真一

アイヌモシリの真一のレビュー・感想・評価

アイヌモシリ(2020年製作の映画)
4.7
言語が奪われても
恨まない。
文化が弄ばれても
いら立たない。
見世物にされても
怒らない。
ただ、知ってほしい。
あなたたちが
何をしてきたかを。
分かってほしい。
あなたとは、対等な
人間だということを。

 少数民族のアイヌから、現代日本の圧倒的多数民族であるシャモ(和人)👥への、切ないメッセージが込められた作品。監督は、姨捨伝説を映像化した新作「山女」(主演・山田杏奈)の福永壮志。

 舞台は、大自然🏔️に囲まれた北海道・阿寒湖のほとり。主人公は、母子家庭に暮らす地元中学2年生のカント👦だ。「カント」は、アイヌ語で「天」の意味。ある日、カントは、早くして世を去った父親の友人デボ🧔に誘われ、山⛰️に入る。連れて行かれた先にはオリがあり、そこにはつぶらな目をした子グマの「チビ」🐻がいた。一目で子グマを気に入ったカント👦は、誇り高きアイヌのデボ🧔に勧められるまま、チビ🐻の世話を始める。そして、それまで無関心だった自分のルーツ🧬への思いを強めていく。

 その後、カント👦は思いがけぬ話を聞かされる。大好きな「チビ」🐻は、神へのお供え物であり、生け贄として殺される運命にあるというのだ。カント👦の「そんなの、あり得ない」という悲鳴を無視するように、アイヌにとって最も重要な儀式だという「イオマンテ(子グマの霊送り)」の準備は着々と進む。

 守るべきは、可愛い子グマの命か。それともアイヌをアイヌたらしめる「イオマンテ」の儀式か。アイデンティティーを巡る葛藤が、カント😭を襲う―。

 心に刺さったのは、私と同じようなシャモ(和人)👥が、アイヌへの心ない発言を無意識に発するシーンだ。カントの母親👩が切り盛りするアイヌ民芸店に、シャモの観光客👤が入ってくる。

「ここ、アイヌの店?」(和人)
「はい、そうです」(母)
「あなた、アイヌ?」(和人)
「はい、そうです」(母)

 次に、シャモの女性観光客👤が登場。丁寧な口調でこう言う。

「日本語、上手ですね」(和人)
「(ニコニコしながら)ええ、一生懸命勉強したので」(母親)

 イオマンテの噂を聞き付けた新聞記者✒️(リリー・フランキー)と、デボ🧔のやりとりは、さらに際どい。

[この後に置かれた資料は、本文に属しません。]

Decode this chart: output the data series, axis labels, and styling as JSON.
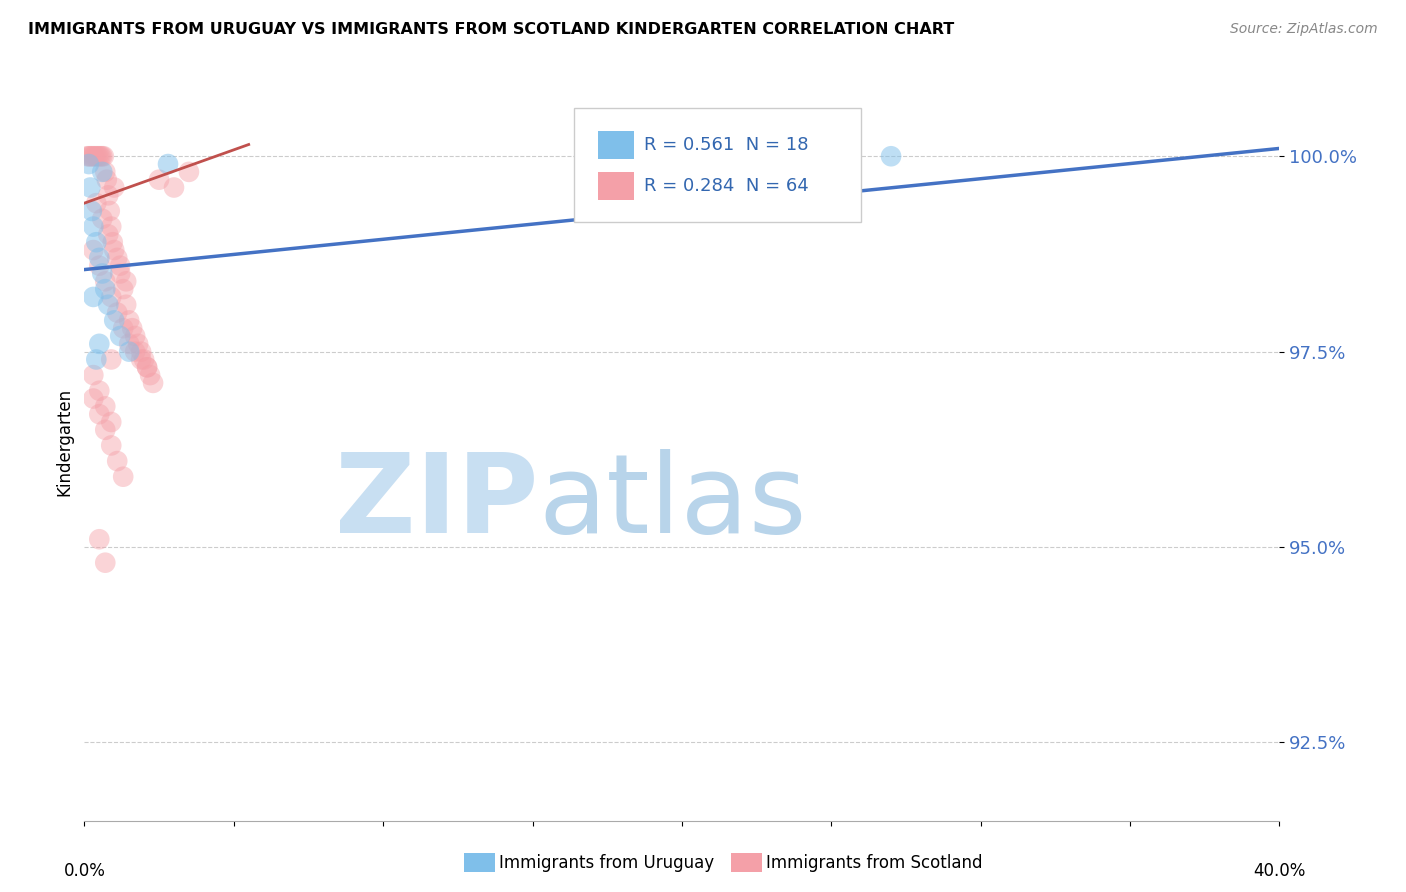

 「熊殺しを理解してもらうのは難しいと思う」(和人記者)
 「シャモならそういうべな」(デボ)
 「いや、そういう意味で言ったんじゃない」(和人記者)
 「フッ、大丈夫さ。からかっただけだ」(デボ)

 「差別だ」「ヘイトだ」と怒らず、笑顔で応じるアイヌの人々🙂。でも、額面通りの笑顔ではない。何かを悟ったような笑顔だ。多数派に踏みつけられたマイノリティーの微笑みの真意を、私たちマジョリティー👥は理解できているだろうか。

 本作品は、アイヌの人々の誇りや生き様を通じ、人として失ってはいけないものとは何か、忘れてはいけないものはなにかを考えさせてくれる映画です。そして美しい阿寒湖の風景🏔️、流れるアイヌの歌声🎵は、北海道の大自然に飛び込んだかのような気分を味わわせてくれます。心に残る一本です。